Verma started looking for petrified bones, eggs, even a shard of a dinosaur-egg fossil in this prehistoric graveyard. He was keenly aware of what he should look for, as he had spent hours studying attributes of these elusive fossils.
"To identify an egg, its shell is key," he said en route to Bagh, speaking in Hindi. "The details on the eggshell tell us whether it is a carnivore or a herbivore dinosaur. The breathing pores, its textures, its shape. If it is spherical, it is a herbivore, and if it is elongated, it is a carnivore."
A fossilized shell of a dinosaur egg — Photo: Anupama Chandrasekaran
The Bagh Fossils Park is a 100-hectare conservatory. It was an overcast day and Verma walked down a mud-path that wound around lush mounds to sight a small pond. Back in 2006, on a cool November morning, Verma and a former student Rajesh Chauhan chose this very spot for their fossil hunt.
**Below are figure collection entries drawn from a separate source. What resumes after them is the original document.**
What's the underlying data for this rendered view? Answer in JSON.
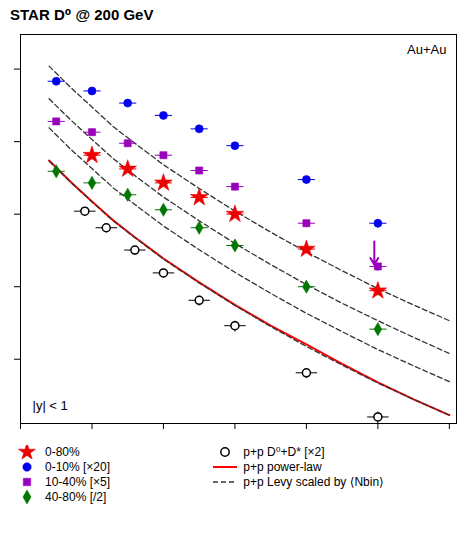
{
  "chart_data": {
    "type": "scatter",
    "title": "STAR D⁰ @ 200 GeV",
    "log": "y",
    "grid": false,
    "tick_labels": false,
    "legend": "bottom",
    "xlim": [
      0,
      6.1
    ],
    "xticks": [
      0,
      1,
      2,
      3,
      4,
      5,
      6
    ],
    "ylim": [
      0.0013,
      300
    ],
    "yticks": [
      0.01,
      0.1,
      1,
      10,
      100
    ],
    "annotations": [
      {
        "text": "Au+Au"
      },
      {
        "text": "|y| < 1"
      },
      {
        "type": "arrow",
        "x": 4.95,
        "y_start": 0.42,
        "y_end": 0.2,
        "color": "#9900bb"
      }
    ],
    "series": [
      {
        "name": "0-80%",
        "type": "scatter",
        "color": "#ee0000",
        "marker": "star",
        "x": [
          1.0,
          1.5,
          2.0,
          2.5,
          3.0,
          4.0,
          5.0
        ],
        "values": [
          6.5,
          4.2,
          2.7,
          1.7,
          1.0,
          0.33,
          0.088
        ],
        "yerr": [
          0.7,
          0.4,
          0.25,
          0.18,
          0.1,
          0.04,
          0.012
        ],
        "xerr": [
          0.12,
          0.12,
          0.12,
          0.12,
          0.12,
          0.12,
          0.12
        ]
      },
      {
        "name": "0-10% [×20]",
        "type": "scatter",
        "color": "#0000ee",
        "marker": "circle",
        "x": [
          0.5,
          1.0,
          1.5,
          2.0,
          2.5,
          3.0,
          4.0,
          5.0
        ],
        "values": [
          68,
          50,
          34,
          23,
          15,
          8.8,
          3.0,
          0.75
        ],
        "yerr": [
          8,
          5,
          3,
          2.5,
          1.5,
          1.0,
          0.35,
          0.1
        ],
        "xerr": [
          0.12,
          0.12,
          0.12,
          0.12,
          0.12,
          0.12,
          0.12,
          0.12
        ]
      },
      {
        "name": "10-40% [×5]",
        "type": "scatter",
        "color": "#9900bb",
        "marker": "square",
        "x": [
          0.5,
          1.0,
          1.5,
          2.0,
          2.5,
          3.0,
          4.0,
          5.0
        ],
        "values": [
          19,
          13.5,
          9.5,
          6.5,
          4.0,
          2.4,
          0.75,
          0.19
        ],
        "yerr": [
          2,
          1.5,
          1.0,
          0.7,
          0.45,
          0.28,
          0.09,
          0.025
        ],
        "xerr": [
          0.12,
          0.12,
          0.12,
          0.12,
          0.12,
          0.12,
          0.12,
          0.12
        ]
      },
      {
        "name": "40-80% [/2]",
        "type": "scatter",
        "color": "#007700",
        "marker": "diamond",
        "x": [
          0.5,
          1.0,
          1.5,
          2.0,
          2.5,
          3.0,
          4.0,
          5.0
        ],
        "values": [
          3.9,
          2.7,
          1.85,
          1.15,
          0.65,
          0.37,
          0.1,
          0.026
        ],
        "yerr": [
          0.5,
          0.3,
          0.2,
          0.13,
          0.08,
          0.04,
          0.012,
          0.004
        ],
        "xerr": [
          0.12,
          0.12,
          0.12,
          0.12,
          0.12,
          0.12,
          0.12,
          0.12
        ]
      },
      {
        "name": "p+p D⁰+D* [×2]",
        "type": "scatter",
        "color": "#000000",
        "marker": "open circle",
        "x": [
          0.9,
          1.2,
          1.6,
          2.0,
          2.5,
          3.0,
          4.0,
          5.0
        ],
        "values": [
          1.1,
          0.65,
          0.32,
          0.155,
          0.065,
          0.029,
          0.0065,
          0.0016
        ],
        "yerr": [
          0.15,
          0.09,
          0.045,
          0.022,
          0.01,
          0.005,
          0.001,
          0.0003
        ],
        "xerr": [
          0.15,
          0.15,
          0.15,
          0.15,
          0.15,
          0.15,
          0.15,
          0.15
        ]
      },
      {
        "name": "p+p power-law",
        "type": "line",
        "color": "red",
        "line_style": "solid",
        "curves": [
          {
            "x": [
              0.4,
              0.7,
              1.0,
              1.3,
              1.6,
              2.0,
              2.5,
              3.0,
              3.5,
              4.0,
              4.5,
              5.0,
              5.5,
              6.0
            ],
            "values": [
              5.5,
              2.8,
              1.5,
              0.82,
              0.48,
              0.245,
              0.115,
              0.056,
              0.029,
              0.016,
              0.0086,
              0.0048,
              0.0028,
              0.0017
            ]
          }
        ]
      },
      {
        "name": "p+p Levy scaled by ⟨Nbin⟩",
        "type": "line",
        "color": "#333333",
        "line_style": "dashed",
        "curves": [
          {
            "x": [
              0.4,
              0.7,
              1.0,
              1.3,
              1.6,
              2.0,
              2.5,
              3.0,
              3.5,
              4.0,
              4.5,
              5.0,
              5.5,
              6.0
            ],
            "values": [
              110,
              56,
              30,
              16,
              9.5,
              4.8,
              2.26,
              1.1,
              0.565,
              0.3,
              0.166,
              0.094,
              0.056,
              0.034
            ]
          },
          {
            "x": [
              0.4,
              0.7,
              1.0,
              1.3,
              1.6,
              2.0,
              2.5,
              3.0,
              3.5,
              4.0,
              4.5,
              5.0,
              5.5,
              6.0
            ],
            "values": [
              39,
              20,
              10.7,
              5.8,
              3.4,
              1.72,
              0.81,
              0.395,
              0.202,
              0.107,
              0.059,
              0.034,
              0.02,
              0.012
            ]
          },
          {
            "x": [
              0.4,
              0.7,
              1.0,
              1.3,
              1.6,
              2.0,
              2.5,
              3.0,
              3.5,
              4.0,
              4.5,
              5.0,
              5.5,
              6.0
            ],
            "values": [
              15.5,
              7.9,
              4.25,
              2.3,
              1.36,
              0.687,
              0.323,
              0.158,
              0.081,
              0.043,
              0.024,
              0.0136,
              0.0081,
              0.0049
            ]
          },
          {
            "x": [
              0.4,
              0.7,
              1.0,
              1.3,
              1.6,
              2.0,
              2.5,
              3.0,
              3.5,
              4.0,
              4.5,
              5.0,
              5.5,
              6.0
            ],
            "values": [
              5.4,
              2.76,
              1.48,
              0.805,
              0.475,
              0.24,
              0.113,
              0.0552,
              0.0283,
              0.015,
              0.0083,
              0.0047,
              0.0028,
              0.0017
            ]
          }
        ]
      }
    ]
  }
}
"On the first day itself. We parked our bikes and came here close to the pond," said Chauhan pointing to a waterbody at the park. "And we kept doing the rounds and I was a bit unsure because I didn't know to identify a dinosaur egg or its shell. Then Vishal called out, ‘Come here, come here." It was the shell of a dinosaur egg."
A while later, there was another shriek. This time it wasn't just another shard of the puzzle. It was the actual whole: a coconut-sized dinosaur-egg fossil.
So much has been destroyed.
But even that wasn't what left them clicking their heels. Over the next couple of days, they collected about a hundred petrified dinosaur eggs. It was one of India's biggest finds.
"At that time, we didn't have any words. Everyone's happiness was of different degrees," said Chauhan. "I was excited that we found dinosaur eggs. And we truly had a windfall. We were taking the eggs in sack-loads. And since we couldn't take them on our bikes, we got a friend to bring along a van and spent a few days ferrying the dinosaur eggs to Manavar."
It was a monumental find. A few months later, they handed the eggs over to the Madhya Pradesh government. Some of these egg fossils were deposited at a fossil museum in Mandav, a tourist town located 100 kilometers from Bagh on a scenic plateau in the Vindhya mountain range.
Unlike countries like the U.S. or even China, India doesn't have a national repository to store fossil finds. Only this year, there has been some talk of a natural history museum in Delhi.
The damage of this lethargy is evident all over the country. Like Bagh, Raiyoli in neighboring Gujarat was another major dinosaur nesting site. It is close to the western bank of the Narmada. But today, Raiyoli has very few fossils.
"So much of it has been destroyed and is constantly being destroyed. That's the biggest tragedy," said Sanjay Kumar, a Delhi-based journalist working with Sahni and others to push the government to establish a natural history museum. "This spot in Raiyoli was a global hotspot, which was to be declared a UNESCO site. Nothing was done and the whole site was destroyed. It's almost clean now."
Verma summed up the tension: "Some people look at fossils with amazement as a clue to the origins of life. And then there are those who cannot understand why we are investing so much in a piece of stone."